> Are Californian farmers being proactive with reducing methane output?

Are Californian farmers being proactive with reducing methane output?

Posted at: 2015-03-12 
I have been reading a little about anaerobic digestion helping with converting methane into energy but wondering if it is being use and how effective they are.

Burning methane would be part of the natural carbon cycle, so there's not a net increase in CO2.

I doubt that farmers normally do a lot with that.

If it's spread around the field, in manure, then it's fertilizer.

However, a considerable amount of methane is added to the environment in cattle burps.

(Yeah, I thought it interesting too, but with a 4 chamber stomach, the methane is released long before it gets to the end of the digestive tract.)

And, there's not a lot that anyone can do about cows burping.

However, it's not impossible that the Harris ranch feed lot, just east of I-5 has enough manure, in a small enough area, that it would be profitable for them to do something. They really cannot just leave it all there. (If you've driven I-5 between Sacramento and LA, it's not hard to find. Your nose will tell you when you're getting close.)

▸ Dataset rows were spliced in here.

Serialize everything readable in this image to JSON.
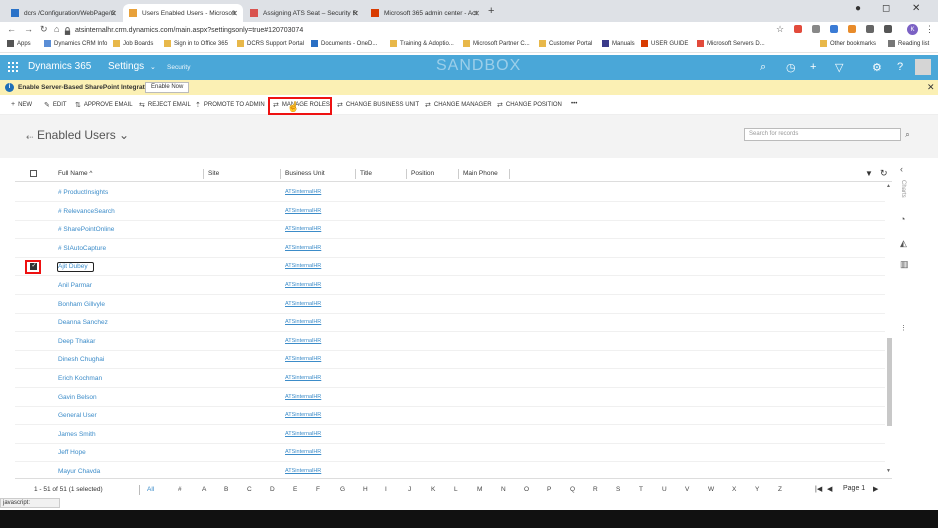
{
  "browser": {
    "tabs": [
      {
        "label": "dcrs /Configuration/WebPage/C",
        "active": false,
        "favicon": "#2a72c8"
      },
      {
        "label": "Users Enabled Users - Microsoft",
        "active": true,
        "favicon": "#e8a13a"
      },
      {
        "label": "Assigning ATS Seat – Security R",
        "active": false,
        "favicon": "#d9534f"
      },
      {
        "label": "Microsoft 365 admin center - Act",
        "active": false,
        "favicon": "#d83b01"
      }
    ],
    "url": "atsinternalhr.crm.dynamics.com/main.aspx?settingsonly=true#120703074",
    "profile_initial": "K"
  },
  "bookmarks": [
    {
      "label": "Apps"
    },
    {
      "label": "Dynamics CRM Info"
    },
    {
      "label": "Job Boards"
    },
    {
      "label": "Sign in to Office 365"
    },
    {
      "label": "DCRS Support Portal"
    },
    {
      "label": "Documents - OneD..."
    },
    {
      "label": "Training & Adoptio..."
    },
    {
      "label": "Microsoft Partner C..."
    },
    {
      "label": "Customer Portal"
    },
    {
      "label": "Manuals"
    },
    {
      "label": "USER GUIDE"
    },
    {
      "label": "Microsoft Servers D..."
    },
    {
      "label": "Other bookmarks"
    },
    {
      "label": "Reading list"
    }
  ],
  "header": {
    "app": "Dynamics 365",
    "area": "Settings",
    "subarea": "Security",
    "watermark": "SANDBOX"
  },
  "notification": {
    "message": "Enable Server-Based SharePoint Integration",
    "button": "Enable Now"
  },
  "commands": [
    {
      "label": "NEW",
      "icon": "+"
    },
    {
      "label": "EDIT",
      "icon": "✎"
    },
    {
      "label": "APPROVE EMAIL",
      "icon": "⇅"
    },
    {
      "label": "REJECT EMAIL",
      "icon": "⇆"
    },
    {
      "label": "PROMOTE TO ADMIN",
      "icon": "⇡"
    },
    {
      "label": "MANAGE ROLES",
      "icon": "⇄"
    },
    {
      "label": "CHANGE BUSINESS UNIT",
      "icon": "⇄"
    },
    {
      "label": "CHANGE MANAGER",
      "icon": "⇄"
    },
    {
      "label": "CHANGE POSITION",
      "icon": "⇄"
    }
  ],
  "view": {
    "title": "Enabled Users",
    "search_placeholder": "Search for records"
  },
  "columns": [
    "Full Name ^",
    "Site",
    "Business Unit",
    "Title",
    "Position",
    "Main Phone"
  ],
  "rows": [
    {
      "name": "# ProductInsights",
      "bu": "ATSinternalHR",
      "selected": false
    },
    {
      "name": "# RelevanceSearch",
      "bu": "ATSinternalHR",
      "selected": false
    },
    {
      "name": "# SharePointOnline",
      "bu": "ATSinternalHR",
      "selected": false
    },
    {
      "name": "# SIAutoCapture",
      "bu": "ATSinternalHR",
      "selected": false
    },
    {
      "name": "Ajit Dubey",
      "bu": "ATSinternalHR",
      "selected": true
    },
    {
      "name": "Anil Parmar",
      "bu": "ATSinternalHR",
      "selected": false
    },
    {
      "name": "Bonham Gillvyle",
      "bu": "ATSinternalHR",
      "selected": false
    },
    {
      "name": "Deanna Sanchez",
      "bu": "ATSinternalHR",
      "selected": false
    },
    {
      "name": "Deep Thakar",
      "bu": "ATSinternalHR",
      "selected": false
    },
    {
      "name": "Dinesh Chughai",
      "bu": "ATSinternalHR",
      "selected": false
    },
    {
      "name": "Erich Kochman",
      "bu": "ATSinternalHR",
      "selected": false
    },
    {
      "name": "Gavin Belson",
      "bu": "ATSinternalHR",
      "selected": false
    },
    {
      "name": "General User",
      "bu": "ATSinternalHR",
      "selected": false
    },
    {
      "name": "James Smith",
      "bu": "ATSinternalHR",
      "selected": false
    },
    {
      "name": "Jeff Hope",
      "bu": "ATSinternalHR",
      "selected": false
    },
    {
      "name": "Mayur Chavda",
      "bu": "ATSinternalHR",
      "selected": false
    }
  ],
  "footer": {
    "count": "1 - 51 of 51 (1 selected)",
    "letters": [
      "All",
      "#",
      "A",
      "B",
      "C",
      "D",
      "E",
      "F",
      "G",
      "H",
      "I",
      "J",
      "K",
      "L",
      "M",
      "N",
      "O",
      "P",
      "Q",
      "R",
      "S",
      "T",
      "U",
      "V",
      "W",
      "X",
      "Y",
      "Z"
    ],
    "page": "Page 1"
  },
  "side_panel": {
    "label": "Charts"
  },
  "status": "javascript:"
}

From an energy efficiency point of view, it is a good thing, using what energy is available to cut costs makes sense, from a anti pollution point of view, not so good, the methane is burnt producing some CO2, however if not burnt it would soon oxididize to CO2 anyway.

Before man came along the American plains had 6 million bison and millions of other herbivores (much more than the cattle we have now) producing tons of methane, it didn't seem to hurt the environment then.

I am a native Californian. I've been in the area many times. I have also read that many farmers have switched to grass, barley feeding and not corn as studies have shown it to help with the burps. Fingers crossed.

"Reducing methane output" is a smokescreen. What the Government and Earth-Worshippers are really trying to do is ban the eating of meat (1st Timothy 4:1-5, KJV). Congress will be "exempt," of course.

I have been reading a little about anaerobic digestion helping with converting methane into energy but wondering if it is being use and how effective they are.